すべての瓶が空になり、フィックからもらったインク入れに手をつける。これをかけてしまったら、セシリールはマナ生物や魔物に対抗する術を完全に失う。
視線をぼんやり前に向けると、観客席の後ろで小さな華が上がったのに気づいた。夜空に遠慮深げに上ったのは、単色の青色の華。目立ちにくいがセシリールの目にはしっかり入った。それを見て思わず口元に笑みを浮かべる。
やるべきことはやった。あとはこの身を張るだけだ。
胸元にあるペンダントを軽く触れてから、インク入れの中身を魔物にかけた。しかし魔物が消える気配はなかった。
落胆の息を吐いていると、観客席の後ろの空から白い何かが近づいているのが見えた。美しい桃色がかった白い羽毛、そして目を引くような冠羽。
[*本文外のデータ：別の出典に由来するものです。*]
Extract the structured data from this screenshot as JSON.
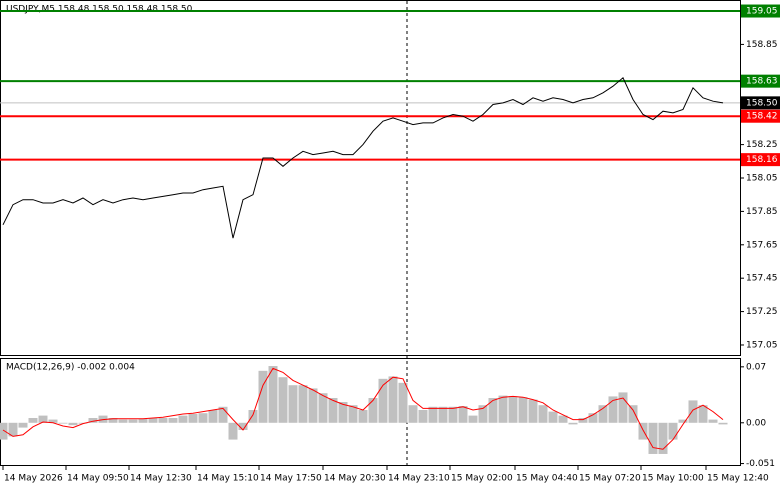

セシリールは目を丸くする。人前ではほとんど見られないドゥルンガが、優雅に暗い夜空を飛んでいたのだ。
ドゥルンガは観客たちの真上を通り過ぎていく。一人が気づき、上空に向かって指をさすと、観客は次々と顔をあげていった。
しかし鳥のマナ生物は気にすることなく、羽ばたきながら飛んでいく。そしてセシリールの真上に来ると、羽根を三枚落としていった。羽根はひらひらと落ちていき、魔物に触れる。そこを始点として魔物の全身が白い粒子となり始めた。ドゥルンガは一声鳴くと、優雅に上空を去っていった。
魔物は見る見るうちに粒子となり、空へと上っていく。そしてそれらは一つの固まりとなり、ささやかな音をたてて上空で華を開いて消えていった。
セシリールは視線を夜空に向けたまま、拡声棒を口元に近づける。
「……皆さん、この夜空だけでなく、皆様の心にも魂が宿る華は開きましたか?」
おそるおそる視線を観客席に向ける。多くの人が満面の笑みを浮かべている中で、涙を流している人、両手を握りしめて祈りを捧げている人たちもいた。
その光景を見て、心にじんわりとした感情を抱く。誰か一人でもセシリールがやりたかった三つ目のことを感じ取れてくれたのなら、震えながらも立ち続けて良かった。
「開いた華はいつまでも皆さんの心の中で輝いているでしょう。皆様の心に死者が寄り添うように……」
拡声棒を口から離し、セシリールは深々と頭を下げた。
数瞬の間を置いて、ぱらぱらと拍手の音が出てくる。やがて怒濤の波のような盛大な拍手が鳴り響いていった。
頭をあげたセシリールは目の前に広がる光景を見て、目を丸くした。浴びたことのない拍手が全身に伝わってくる。ほんのり目に涙を浮かべながらにこりと微笑み、再び頭を下げた。